Schiele's work helped define an Austrian version of expressionism, an art movement that had recently gained hold in Germany. Expressionism advocated distortion or exaggeration to express a personal or emotional vision. Schiele's interest in expressionism was inspired by the work of Dutch artist Vincent van Gogh, French artist Paul Gauguin, and the German expressionist group Der Blaue Reiter (The Blue Rider), with whom he exhibited briefly in 1912.
Born in Tullin, near Vienna, Egon Schiele was accepted to Vienna's Academy of Fine Arts at the age of 16. In 1907 Egon Schiele became a close friend and admirer of Austrian artist Gustav Klimt. Egon Schiele's early work emulated Klimt's elegantly ornamental art nouveau style.
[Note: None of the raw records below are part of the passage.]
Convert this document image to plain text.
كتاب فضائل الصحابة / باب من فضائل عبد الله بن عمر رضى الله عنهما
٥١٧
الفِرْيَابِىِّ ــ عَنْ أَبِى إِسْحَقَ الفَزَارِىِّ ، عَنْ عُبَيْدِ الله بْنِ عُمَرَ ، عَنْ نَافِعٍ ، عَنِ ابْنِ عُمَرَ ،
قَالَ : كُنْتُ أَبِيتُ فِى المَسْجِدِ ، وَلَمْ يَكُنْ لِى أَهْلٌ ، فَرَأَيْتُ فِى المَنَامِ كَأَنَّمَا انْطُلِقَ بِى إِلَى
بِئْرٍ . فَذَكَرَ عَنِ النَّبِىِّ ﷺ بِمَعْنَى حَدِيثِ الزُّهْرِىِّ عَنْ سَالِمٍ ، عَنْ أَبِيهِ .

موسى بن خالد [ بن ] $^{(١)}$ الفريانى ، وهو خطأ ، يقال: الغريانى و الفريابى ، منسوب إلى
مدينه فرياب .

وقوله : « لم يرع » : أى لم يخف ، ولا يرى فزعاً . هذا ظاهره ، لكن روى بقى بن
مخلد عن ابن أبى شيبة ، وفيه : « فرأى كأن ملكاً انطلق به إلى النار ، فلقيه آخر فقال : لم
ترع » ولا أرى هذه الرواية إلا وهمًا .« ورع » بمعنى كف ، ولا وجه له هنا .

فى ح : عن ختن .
Although this influence remained evident in the decorative patterns with which Egon Schiele depicted clothing and landscapes, Schiele soon developed his own more expressive style of distorted outlines. In 1909 Schiele led a small group of students who sought creative freedom from the Academy and formed the Neukunstgruppe (New Art Group). That same year Egon Schiele showed several oil paintings at Vienna's International Art Exhibition of 1909, at the age of just 19.
In 1911 Egon Schiele moved to the town of Krumau where he painted self-portraits, nudes, and landscapes. Local residents objected to the sexuality of his drawings, and after only three months he moved to Neulengbach, near Vienna. Schiele's disturbingly erotic works and use of very young girls for models led to his arrest and brief imprisonment in 1912 for corruption of minors.
Important works include The Self Seer (1911), The Cardinal and Nun (1912), and Embrace (1917). His landscapes exhibit the same febrile quality of colour and line.